Climate change: Promises will mean rise of 2.4C – study

Climate change: Promises will mean rise of 2.4C - study

Recent climate change promises by major nations will bring the world a fraction closer to the prospect of a more stable climate, analysis suggests.

The Climate Action Tracker group says the new targets have reduced projected warming by the end of century by 0.2C.
The forecast now stands at 2.4C – a small improvement, but higher than the 1.5C threshold nations are aiming for under the Paris climate agreement.

Final calculations by researchers of the emissions gap in 2030 between Paris pledges and a 1.5C pathway show it’s been narrowed by 11-14%.

The biggest prospective contributors to reducing emissions are the US, EU countries, China and Japan.

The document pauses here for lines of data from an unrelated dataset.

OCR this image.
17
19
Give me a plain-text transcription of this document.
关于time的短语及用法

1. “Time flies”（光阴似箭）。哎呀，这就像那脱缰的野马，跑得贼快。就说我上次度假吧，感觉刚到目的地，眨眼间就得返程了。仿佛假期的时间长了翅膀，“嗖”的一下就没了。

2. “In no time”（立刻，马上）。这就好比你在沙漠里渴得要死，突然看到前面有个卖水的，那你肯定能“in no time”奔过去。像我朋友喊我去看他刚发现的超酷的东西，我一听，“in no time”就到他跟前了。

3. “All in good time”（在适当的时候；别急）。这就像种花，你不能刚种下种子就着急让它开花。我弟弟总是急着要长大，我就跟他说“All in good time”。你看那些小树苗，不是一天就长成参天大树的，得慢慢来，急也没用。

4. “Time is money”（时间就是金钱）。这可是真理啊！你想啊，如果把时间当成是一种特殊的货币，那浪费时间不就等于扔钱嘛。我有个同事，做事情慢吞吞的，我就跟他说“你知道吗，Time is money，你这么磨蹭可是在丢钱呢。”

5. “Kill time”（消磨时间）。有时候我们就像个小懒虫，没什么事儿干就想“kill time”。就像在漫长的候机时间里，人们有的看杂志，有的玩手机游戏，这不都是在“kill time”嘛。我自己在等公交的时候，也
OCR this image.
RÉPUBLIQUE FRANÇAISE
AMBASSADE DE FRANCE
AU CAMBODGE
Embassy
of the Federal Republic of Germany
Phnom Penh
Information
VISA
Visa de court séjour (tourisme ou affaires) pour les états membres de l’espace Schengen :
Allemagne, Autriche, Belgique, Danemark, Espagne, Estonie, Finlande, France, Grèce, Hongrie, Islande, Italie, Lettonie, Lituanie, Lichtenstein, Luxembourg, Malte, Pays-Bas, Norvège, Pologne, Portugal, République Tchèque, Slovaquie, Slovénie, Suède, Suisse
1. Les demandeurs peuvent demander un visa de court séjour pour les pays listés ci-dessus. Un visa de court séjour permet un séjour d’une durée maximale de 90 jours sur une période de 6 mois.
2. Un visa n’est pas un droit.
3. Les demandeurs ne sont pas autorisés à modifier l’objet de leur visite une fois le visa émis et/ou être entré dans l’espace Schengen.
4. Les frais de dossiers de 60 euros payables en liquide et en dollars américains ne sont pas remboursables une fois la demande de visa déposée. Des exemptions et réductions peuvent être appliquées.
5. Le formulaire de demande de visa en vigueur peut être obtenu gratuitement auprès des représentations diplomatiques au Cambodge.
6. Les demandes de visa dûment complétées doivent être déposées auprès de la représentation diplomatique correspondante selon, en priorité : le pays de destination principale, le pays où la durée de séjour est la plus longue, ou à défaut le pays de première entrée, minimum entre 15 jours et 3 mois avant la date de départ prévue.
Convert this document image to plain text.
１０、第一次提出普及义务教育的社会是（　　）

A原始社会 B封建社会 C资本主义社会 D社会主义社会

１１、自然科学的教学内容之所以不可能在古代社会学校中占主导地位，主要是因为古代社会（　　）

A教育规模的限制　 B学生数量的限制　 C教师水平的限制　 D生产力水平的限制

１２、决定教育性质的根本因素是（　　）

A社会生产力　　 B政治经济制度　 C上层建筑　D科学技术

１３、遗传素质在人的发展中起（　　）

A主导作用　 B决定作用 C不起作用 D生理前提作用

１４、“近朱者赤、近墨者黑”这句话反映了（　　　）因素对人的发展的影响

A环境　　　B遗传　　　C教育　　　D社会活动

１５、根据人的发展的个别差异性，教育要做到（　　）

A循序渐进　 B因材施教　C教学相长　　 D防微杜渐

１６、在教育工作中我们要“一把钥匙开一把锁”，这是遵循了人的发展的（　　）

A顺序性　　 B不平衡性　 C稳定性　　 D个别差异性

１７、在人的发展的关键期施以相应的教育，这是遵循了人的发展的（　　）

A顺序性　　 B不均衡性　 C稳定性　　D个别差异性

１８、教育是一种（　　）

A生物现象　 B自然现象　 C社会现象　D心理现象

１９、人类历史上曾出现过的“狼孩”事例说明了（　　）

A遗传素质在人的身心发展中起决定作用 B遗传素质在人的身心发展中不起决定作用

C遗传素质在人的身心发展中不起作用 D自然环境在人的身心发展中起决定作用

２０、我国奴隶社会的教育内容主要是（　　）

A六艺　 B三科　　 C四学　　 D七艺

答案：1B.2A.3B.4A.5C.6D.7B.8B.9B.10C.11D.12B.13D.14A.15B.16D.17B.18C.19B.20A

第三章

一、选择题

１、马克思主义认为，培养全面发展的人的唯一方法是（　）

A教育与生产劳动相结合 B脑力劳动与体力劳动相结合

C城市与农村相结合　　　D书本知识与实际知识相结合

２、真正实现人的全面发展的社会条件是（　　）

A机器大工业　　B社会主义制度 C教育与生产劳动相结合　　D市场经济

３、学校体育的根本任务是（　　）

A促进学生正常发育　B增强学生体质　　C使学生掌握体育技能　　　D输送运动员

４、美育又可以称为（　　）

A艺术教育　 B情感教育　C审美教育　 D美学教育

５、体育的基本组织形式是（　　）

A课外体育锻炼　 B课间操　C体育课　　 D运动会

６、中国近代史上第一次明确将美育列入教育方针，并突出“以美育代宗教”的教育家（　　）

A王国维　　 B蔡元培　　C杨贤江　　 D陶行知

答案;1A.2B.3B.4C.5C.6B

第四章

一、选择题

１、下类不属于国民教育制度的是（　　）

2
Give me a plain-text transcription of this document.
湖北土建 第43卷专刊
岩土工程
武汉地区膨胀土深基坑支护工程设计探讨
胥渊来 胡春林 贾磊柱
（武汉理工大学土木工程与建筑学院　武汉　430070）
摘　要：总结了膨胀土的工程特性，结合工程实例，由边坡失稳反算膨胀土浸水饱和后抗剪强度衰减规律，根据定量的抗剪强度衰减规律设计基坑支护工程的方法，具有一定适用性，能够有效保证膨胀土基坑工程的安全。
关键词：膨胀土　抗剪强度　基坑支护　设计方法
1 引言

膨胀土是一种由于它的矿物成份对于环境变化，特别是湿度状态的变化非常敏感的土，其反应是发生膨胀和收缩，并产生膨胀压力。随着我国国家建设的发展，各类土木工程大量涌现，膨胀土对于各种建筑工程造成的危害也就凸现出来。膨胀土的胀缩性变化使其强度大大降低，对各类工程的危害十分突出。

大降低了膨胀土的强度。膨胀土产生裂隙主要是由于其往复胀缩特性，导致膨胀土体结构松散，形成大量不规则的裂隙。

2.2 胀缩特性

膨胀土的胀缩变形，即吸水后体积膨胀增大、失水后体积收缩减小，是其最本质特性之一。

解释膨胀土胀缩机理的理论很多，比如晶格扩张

The researchers noted that Canada announced a new target at President Biden’s recent climate summit while South Africa is consulting on an increased target. Argentina has increased its target, and the UK has a stronger target of a 78% emissions cut by 2035.

The research comes with a warning about the potential gap between aspiration and achievement.

Based on current national policies the estimated warming is 2.9C - that's nearly twice what governments agreed it should be when they sealed the big climate deal in Paris in 2015.

Bill Hare from Climate Analytics, one of the partner organisations for the report, said: “It is clear the Paris Agreement is driving change, spurring governments into adopting stronger targets.
“But there is still some way to go, especially given that most governments don’t yet have policies in place to meet their pledges.”

He said Brazil, for instance, had brought forward its climate neutrality goal, but changed the baseline from which it was calculated - actually making its 2030 target weaker.

Some governments also continue to build coal-fired power plants, and to increase the usage of natural gas for electricity.

The report also identifies a major problem with automobiles, as drivers steer towards larger, less efficient SUVs.